I have a {string: Function} map a:

const a: A = {
    foo: (x: string) => 8,
    bar: (y: number, z: boolean) => 6,
}

I then transform it such that every mapped function has a different type of return value:

const b: B = {
    foo: (x: string) => (8).toString(),
    bar: (y: number, z: boolean) => (6).toString(),
}

In TypeScript, is there any way to describe type B as derived from A, in my dream world, I'd like to be able to do:

type A = {
    foo: (string) => number
    bar: (number, boolean) => number
}
type B = {
    [K in keyof A]: (E in argsof A[K]) => string
}

Answer 1

You can achieve this using the built in Parameters<T> type as of Typescript 3.1:

type B = {
  [K in keyof A]:  (...a: Parameters<A[K]>) => string
}

This isn't explicitly documented in the Typescript docs on conditional types but similar conditional types are, like ReturnType<T>, you can see them all in the source.
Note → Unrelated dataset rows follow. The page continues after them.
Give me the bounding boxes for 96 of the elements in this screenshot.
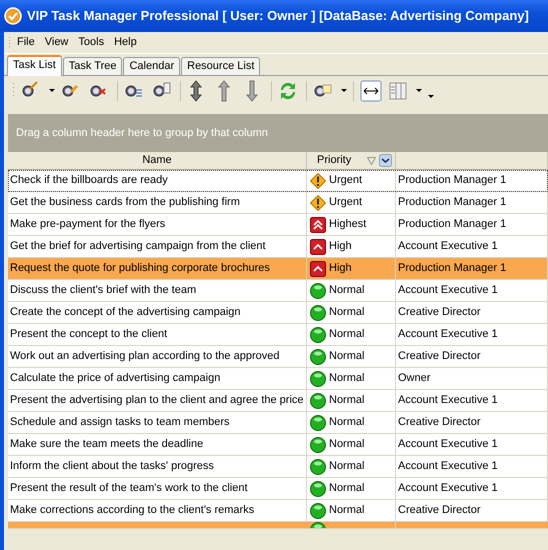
menu-item[interactable]: Tools	[74, 33, 108, 52]
tab[interactable]: Resource List	[181, 57, 260, 75]
table-cell-text: Normal	[329, 283, 364, 298]
table-cell-text: Present the advertising plan to the client and agree the price	[10, 393, 304, 408]
normal-priority-icon	[310, 502, 326, 518]
menu-item[interactable]: View	[40, 33, 72, 52]
normal-priority-icon	[310, 480, 326, 496]
table-cell-text: Creative Director	[398, 305, 481, 320]
normal-priority-icon	[310, 458, 326, 474]
table-row[interactable]: Make pre-payment for the flyers Highest Production Manager 1	[8, 214, 548, 236]
normal-priority-icon	[310, 326, 326, 342]
table-cell-text: High	[329, 239, 352, 254]
table-row[interactable]: Make sure the team meets the deadline Normal Account Executive 1	[8, 434, 548, 456]
table-cell-text: Work out an advertising plan according to the approved	[10, 349, 280, 364]
table-cell-text: Normal	[329, 503, 364, 518]
table-cell-text: Normal	[329, 327, 364, 342]
chevron-icon	[310, 238, 326, 254]
warning-icon	[310, 194, 326, 210]
table-cell-text: Production Manager 1	[398, 261, 506, 276]
table-cell-text: Account Executive 1	[398, 393, 498, 408]
table-row[interactable]: Discuss the client's brief with the team Normal Account Executive 1	[8, 280, 548, 302]
table-cell-text: Account Executive 1	[398, 437, 498, 452]
double-chevron-icon	[310, 216, 326, 232]
table-cell-text: Normal	[329, 305, 364, 320]
table-row[interactable]: Present the advertising plan to the client and agree the price Normal Account Executive 1	[8, 390, 548, 412]
table-cell-text: Production Manager 1	[398, 217, 506, 232]
table-cell-text: Urgent	[329, 195, 362, 210]
normal-priority-icon	[310, 348, 326, 364]
table-cell-text: High	[329, 261, 352, 276]
table-cell-text: Normal	[329, 481, 364, 496]
table-cell-text: Make pre-payment for the flyers	[10, 217, 166, 232]
normal-priority-icon	[310, 370, 326, 386]
table-row[interactable]: Check if the billboards are ready Urgent Production Manager 1	[8, 170, 548, 192]
table-cell-text: Schedule and assign tasks to team members	[10, 415, 230, 430]
column-width-icon[interactable]	[360, 80, 382, 102]
column-header[interactable]: Priority	[307, 152, 396, 169]
table-cell-text: Account Executive 1	[398, 481, 498, 496]
table-row[interactable]: Request the quote for publishing corporate brochures High Production Manager 1	[8, 258, 548, 280]
chevron-icon	[310, 260, 326, 276]
table-cell-text: Production Manager 1	[398, 195, 506, 210]
table-row[interactable]: Present the concept to the client Normal Account Executive 1	[8, 324, 548, 346]
caret-icon[interactable]	[341, 89, 347, 93]
table-cell-text: Present the result of the team's work to the client	[10, 481, 248, 496]
table-cell-text: Creative Director	[398, 503, 481, 518]
column-header-label: Priority	[317, 153, 352, 168]
normal-priority-icon	[310, 414, 326, 430]
table-row[interactable]: Present the result of the team's work to the client Normal Account Executive 1	[8, 478, 548, 500]
table-cell-text: Account Executive 1	[398, 283, 498, 298]
table-cell-text: Inform the client about the tasks' progress	[10, 459, 214, 474]
table-cell-text: Production Manager 1	[398, 173, 506, 188]
table-cell-text: Owner	[398, 371, 430, 386]
table-cell-text: Account Executive 1	[398, 239, 498, 254]
table-cell-text: Request the quote for publishing corporate brochures	[10, 261, 270, 276]
normal-priority-icon	[310, 392, 326, 408]
caret-icon[interactable]	[49, 89, 55, 93]
table-row[interactable]: Calculate the price of advertising campaign Normal Owner	[8, 368, 548, 390]
tab[interactable]: Task Tree	[62, 57, 122, 75]
table-cell-text: Normal	[329, 437, 364, 452]
menu-item[interactable]: File	[13, 33, 39, 52]
table-cell-text: Highest	[329, 217, 366, 232]
window-title: VIP Task Manager Professional [ User: Owner ] [DataBase: Advertising Company]	[27, 7, 529, 26]
table-cell-text: Normal	[329, 371, 364, 386]
table-cell-text: Normal	[329, 349, 364, 364]
table-cell-text: Create the concept of the advertising campaign	[10, 305, 241, 320]
table-cell-text: Get the business cards from the publishing firm	[10, 195, 240, 210]
table-cell-text: Present the concept to the client	[10, 327, 168, 342]
table-cell-text: Account Executive 1	[398, 327, 498, 342]
tab[interactable]: Calendar	[123, 57, 180, 75]
warning-icon	[310, 172, 326, 188]
table-cell-text: Make sure the team meets the deadline	[10, 437, 204, 452]
table-cell-text: Make corrections according to the client's remarks	[10, 503, 254, 518]
normal-priority-icon	[310, 436, 326, 452]
app-logo-icon	[4, 7, 22, 25]
table-cell-text: Normal	[329, 393, 364, 408]
table-cell-text: Creative Director	[398, 349, 481, 364]
table-cell-text: Creative Director	[398, 415, 481, 430]
table-row[interactable]: Create the concept of the advertising campaign Normal Creative Director	[8, 302, 548, 324]
column-header[interactable]: Name	[8, 152, 307, 169]
tab[interactable]: Task List	[7, 55, 62, 76]
normal-priority-icon	[310, 304, 326, 320]
table-row[interactable]: Schedule and assign tasks to team members Normal Creative Director	[8, 412, 548, 434]
group-panel: Drag a column header here to group by that column	[8, 114, 548, 152]
table-cell-text: Get the brief for advertising campaign from the client	[10, 239, 266, 254]
table-row[interactable]: Work out an advertising plan according to the approved Normal Creative Director	[8, 346, 548, 368]
table-cell-text: Normal	[329, 459, 364, 474]
normal-priority-icon	[310, 282, 326, 298]
table-row[interactable]: Get the business cards from the publishing firm Urgent Production Manager 1	[8, 192, 548, 214]
table-cell-text: Urgent	[329, 173, 362, 188]
table-cell-text: Calculate the price of advertising campaign	[10, 371, 220, 386]
dropdown-icon[interactable]	[379, 154, 392, 167]
table-cell-text: Discuss the client's brief with the team	[10, 283, 196, 298]
table-cell-text: Account Executive 1	[398, 459, 498, 474]
table-cell-text: Check if the billboards are ready	[10, 173, 168, 188]
table-cell-text: Normal	[329, 415, 364, 430]
table-row[interactable]: Inform the client about the tasks' progress Normal Account Executive 1	[8, 456, 548, 478]
menu-item[interactable]: Help	[110, 33, 141, 52]
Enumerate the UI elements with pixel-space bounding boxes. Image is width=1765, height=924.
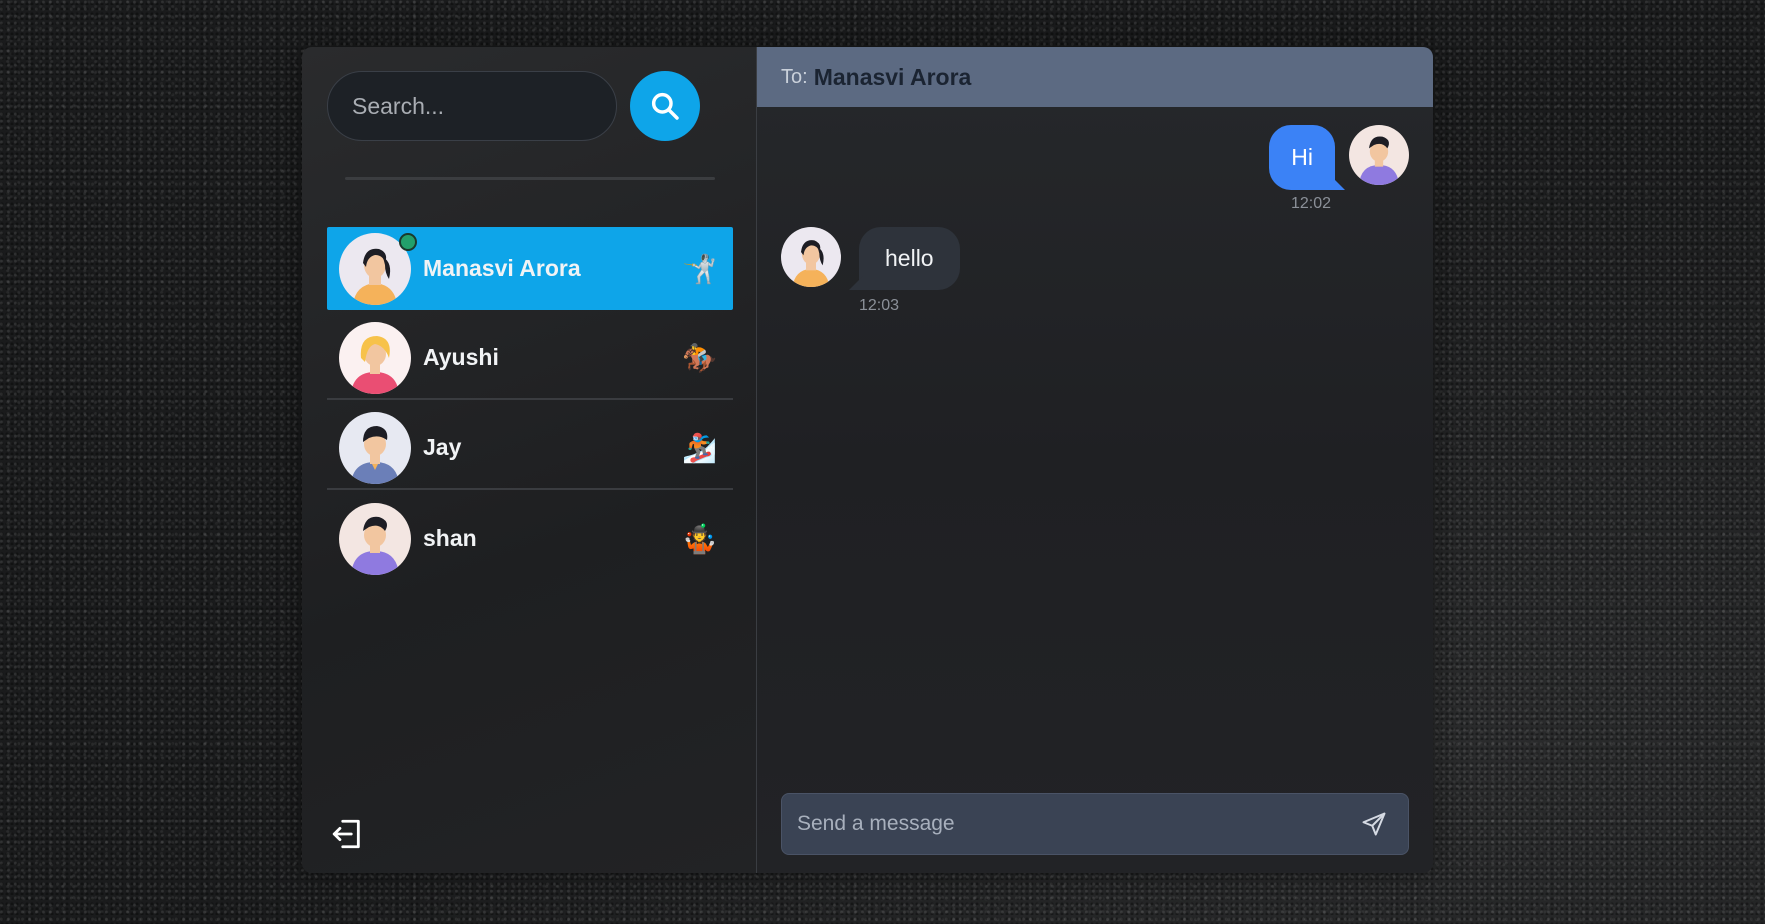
- message-timestamp: 12:02: [1290, 195, 1331, 212]
- contact-emoji: 🏂: [682, 432, 717, 463]
- avatar: [339, 411, 411, 484]
- search-bar: [327, 71, 700, 141]
- search-button[interactable]: [630, 71, 700, 141]
- online-status-indicator: [399, 233, 417, 251]
- contact-emoji: 🏇: [682, 342, 717, 373]
- chat-app-window: Manasvi Arora 🤺 Ayushi 🏇: [302, 47, 1433, 873]
- contact-name: shan: [423, 525, 477, 551]
- contact-item-jay[interactable]: Jay 🏂: [327, 407, 733, 490]
- contact-name: Jay: [423, 434, 462, 460]
- message-timestamp: 12:03: [859, 297, 900, 314]
- contact-item-ayushi[interactable]: Ayushi 🏇: [327, 317, 733, 400]
- logout-button[interactable]: [330, 817, 364, 851]
- contact-item-manasvi-arora[interactable]: Manasvi Arora 🤺: [327, 227, 733, 310]
- send-button[interactable]: [1354, 804, 1394, 844]
- chat-panel: To: Manasvi Arora Hi 12:02 hello 12:03 S…: [757, 47, 1433, 873]
- avatar: [339, 502, 411, 575]
- message-outgoing: Hi: [1269, 125, 1409, 190]
- sidebar-divider: [345, 177, 715, 180]
- message-incoming: hello: [781, 227, 960, 290]
- sidebar: Manasvi Arora 🤺 Ayushi 🏇: [302, 47, 757, 873]
- message-bubble: Hi: [1269, 125, 1345, 190]
- message-input[interactable]: [782, 793, 1354, 855]
- send-icon: [1362, 812, 1386, 836]
- contact-list: Manasvi Arora 🤺 Ayushi 🏇 Jay 🏂 shan 🤹: [327, 227, 733, 587]
- avatar: [1349, 125, 1409, 185]
- recipient-name: Manasvi Arora: [813, 63, 972, 90]
- contact-name: Manasvi Arora: [423, 255, 581, 281]
- chat-header: To: Manasvi Arora: [757, 47, 1433, 107]
- logout-icon: [332, 819, 360, 849]
- contact-emoji: 🤺: [682, 253, 717, 284]
- search-icon: [651, 92, 679, 120]
- search-input[interactable]: [327, 71, 617, 141]
- recipient-label: To:: [781, 65, 808, 88]
- message-bubble: hello: [849, 227, 960, 290]
- contact-name: Ayushi: [423, 344, 499, 370]
- contact-item-shan[interactable]: shan 🤹: [327, 497, 733, 580]
- avatar: [339, 321, 411, 394]
- message-composer: [781, 793, 1409, 855]
- avatar: [781, 227, 841, 287]
- contact-emoji: 🤹: [682, 523, 717, 554]
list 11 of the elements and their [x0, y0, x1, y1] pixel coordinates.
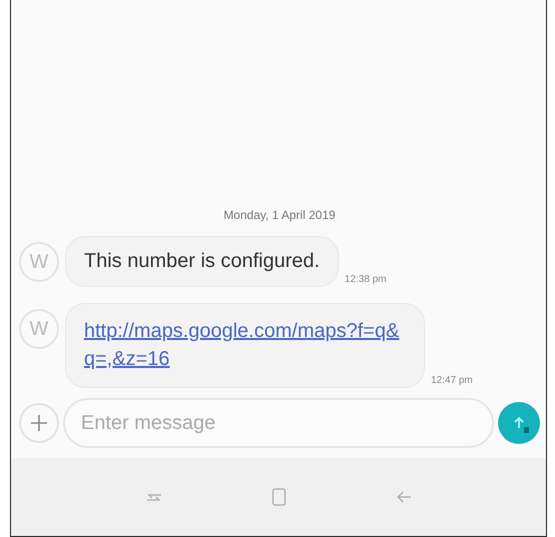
send-button[interactable] [498, 402, 540, 444]
avatar[interactable]: W [19, 242, 59, 282]
date-header: Monday, 1 April 2019 [222, 208, 336, 222]
message-text: This number is configured. [84, 250, 320, 272]
plus-icon [30, 414, 48, 432]
message-input[interactable]: Enter message [63, 398, 494, 448]
timestamp: 12:47 pm [431, 375, 473, 386]
avatar[interactable]: W [19, 309, 59, 349]
add-button[interactable] [19, 403, 59, 443]
link[interactable]: http://maps.google.com/maps?f=q&q=,&z=16 [84, 317, 406, 373]
timestamp: 12:38 pm [344, 274, 386, 285]
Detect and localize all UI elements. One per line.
With this in mind we could go a step further and relate B to the return type of our transforming function using ReturnType<T>:

const transformingFunction: (n: number) => string = (n: number) => n.toString();

type B = {
  [K in keyof A]:  (...a: Parameters<A[K]>) => ReturnType<typeof transformingFunction>
}

So now, if we want to change the return type of our transforming function, it can be done in one place, i.e. on the function itself without breaking the signature of B.

Answer 2

Dreams come true in Typescript :)

You can achieve this in Typescript 3.0 using conditional types and Tuples in rest parameters and spread expressions:

type A = {
    foo: (s: string) => number
    bar: (n: number, b: boolean) => number
}


type ArgumentTypes<T extends (...a: any[]) => any> = T extends (...a: infer A) => any ? A : []; 
type B = {
    [K in keyof A]:  (...a:ArgumentTypes<A[K]>) => string 
}

let b: B;
b.foo("") // works
b.foo(1) // error